I have little desire to wade into the shouting match that is taking place on Twitter and elsewhere over Egyptian activist’s Mona Eltahawy’s Foreign Policy article, “Why Do They Hate Us?”  which is a call for a revolt against oppression of women in the Middle East. But the debate around it is thought-provoking, so I wanted to offer a few bullet points of reaction.

  • I have an enormous amount of respect for all the heroic people, including Mona Eltahawy, who have put their bodies on the line (to quote my high school soccer coach) in the last year to resist oppression and overthrow despots. I cannot overstate this.
  • I also respect the anger she and many others feel over the absolutely abysmal state of women’s rights both in the Middle East and elsewhere in the world. There is no excuse and no comfort for the violence, disrespect, and multifaceted brutality that women endure all over the world. I also agree with her that this is an urgent problem, and one that is deeply relevant to the question of meaningful revolution.
  • However, I am concerned that the concept of cultural relativism, which Eltahawy cautions us against, is being  abused and confused with moral relativism. Cultural relativism is a perspective of inquiry developed in anthropology that allows for the examination and explanation of attitudes, behavior, and artifacts in the cultural context in which they occur, rather than in a vacuum or in the context of the person doing the examining. Cultural relativism, in its original incarnation, doesn’t imply a moral perspective. And it is different from moral relativism — the idea that “there are no absolute or moral standards,” in the words of the Wikipedia article linked above. Cultural relativism does not require a suspension of moral judgment. For instance, it is possible to see violence — say, beating one’s partner — as immoral regardless of the context. But being culturally relative implies that understanding the causes and social and political meanings of that violence requires looking at it in the cultural context in which it takes place. On a practical level, if one wants to end violence, injustice, or other abuses that one considers immoral, the most effective intervention will likely be one that works within the cultural context.
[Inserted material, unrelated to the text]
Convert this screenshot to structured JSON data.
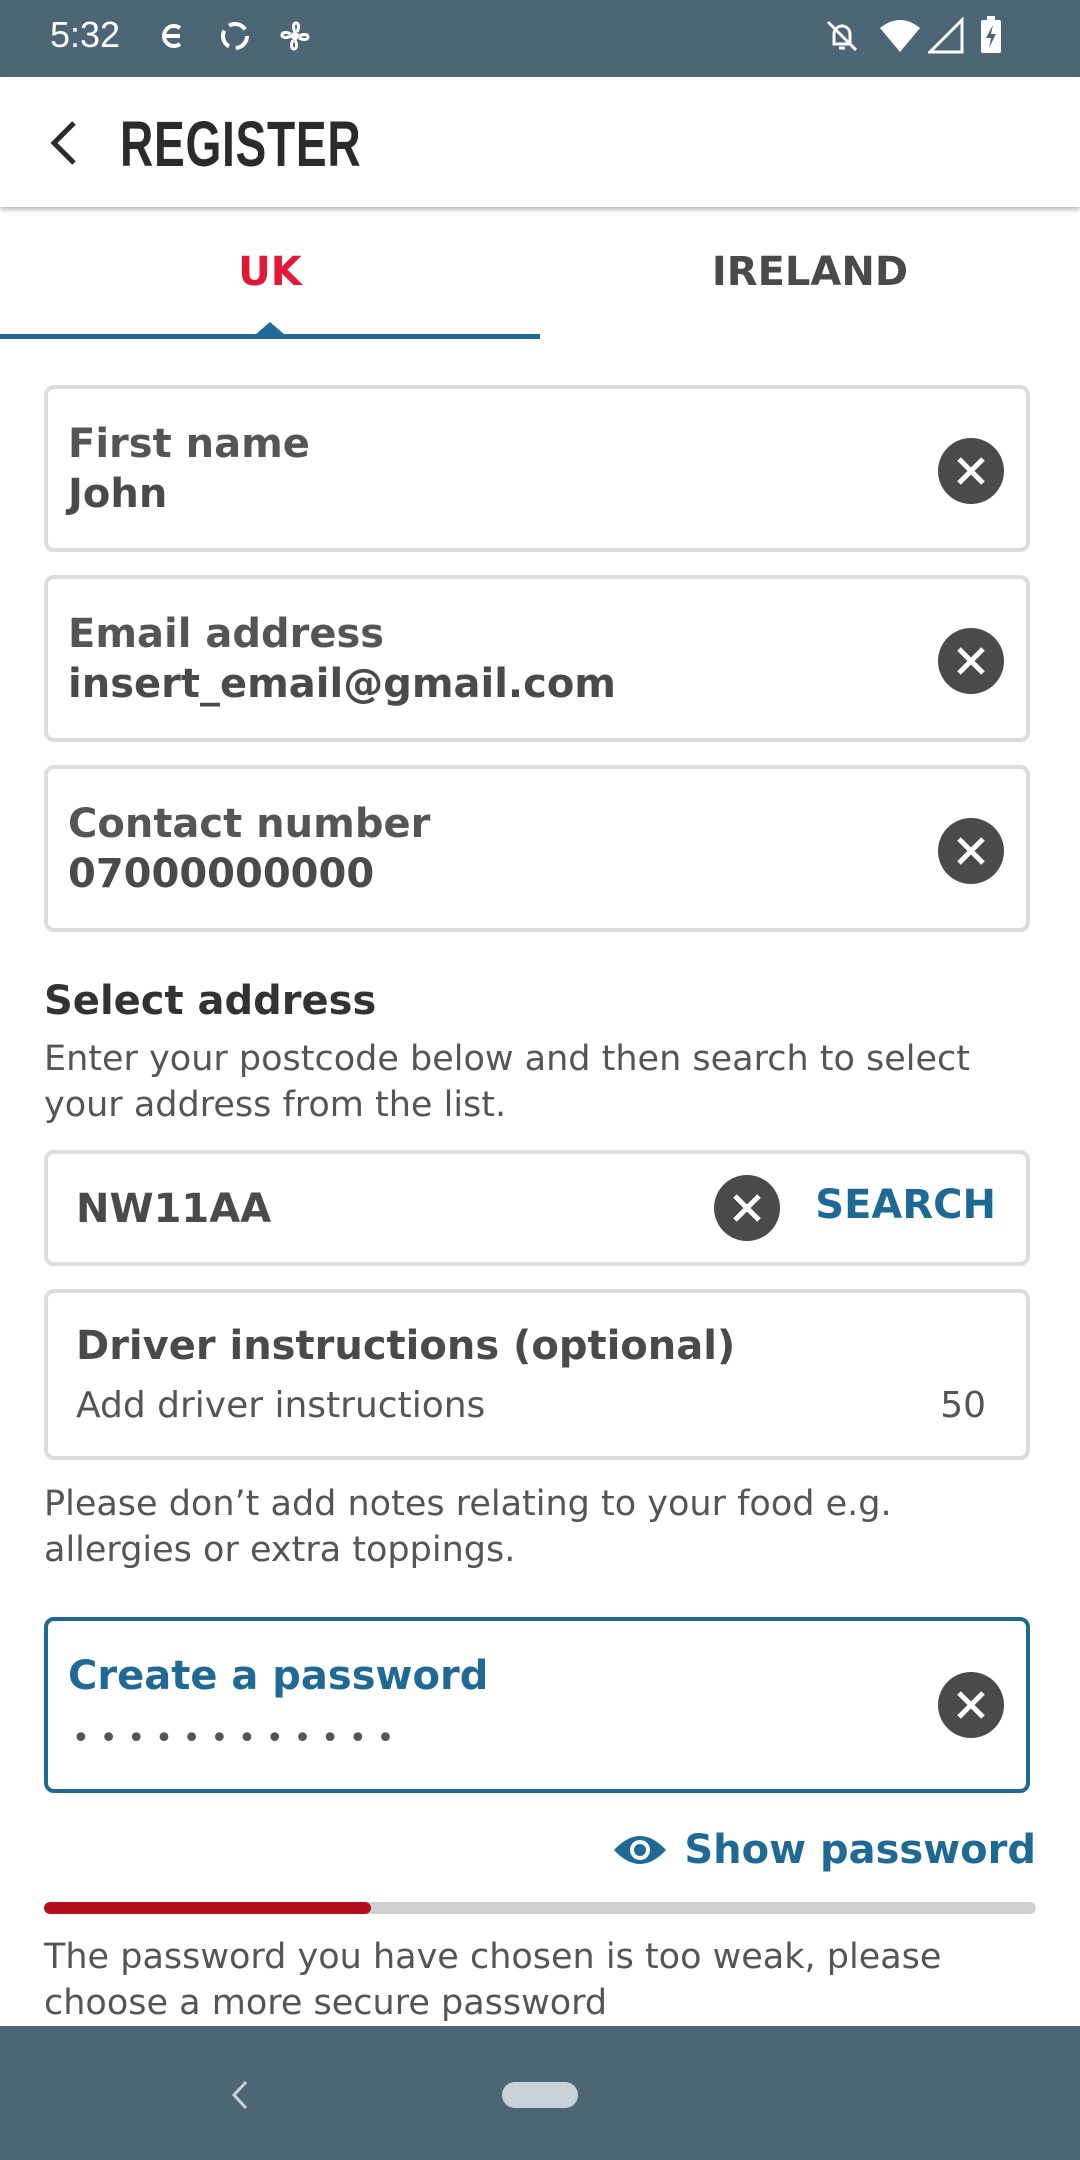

    There are two ways in which people abuse the concept of cultural relativism. One, people claim that, for instance, violence is acceptable because it arises out of a particular culture. This is one thing Eltahawy criticizes. She writes, “You — the outside world — will be told that it’s our “culture” and “religion” to do X, Y, or Z to women. Understand that whoever deemed it as such was never a woman.” She refers to apologists for harm inflicted on others who cite cultural differences as an excuse.

    The second way to abuse cultural relativism is to misconstrue it as moral relativism, and that is one that I’m afraid Eltahawy leans toward. “Call out the hate for what it is,” she writes after describing the many horrendous crimes visited upon women in the Middle East. “Resist cultural relativism and know that even in countries undergoing revolutions and uprisings, women will remain the cheapest bargaining chips.”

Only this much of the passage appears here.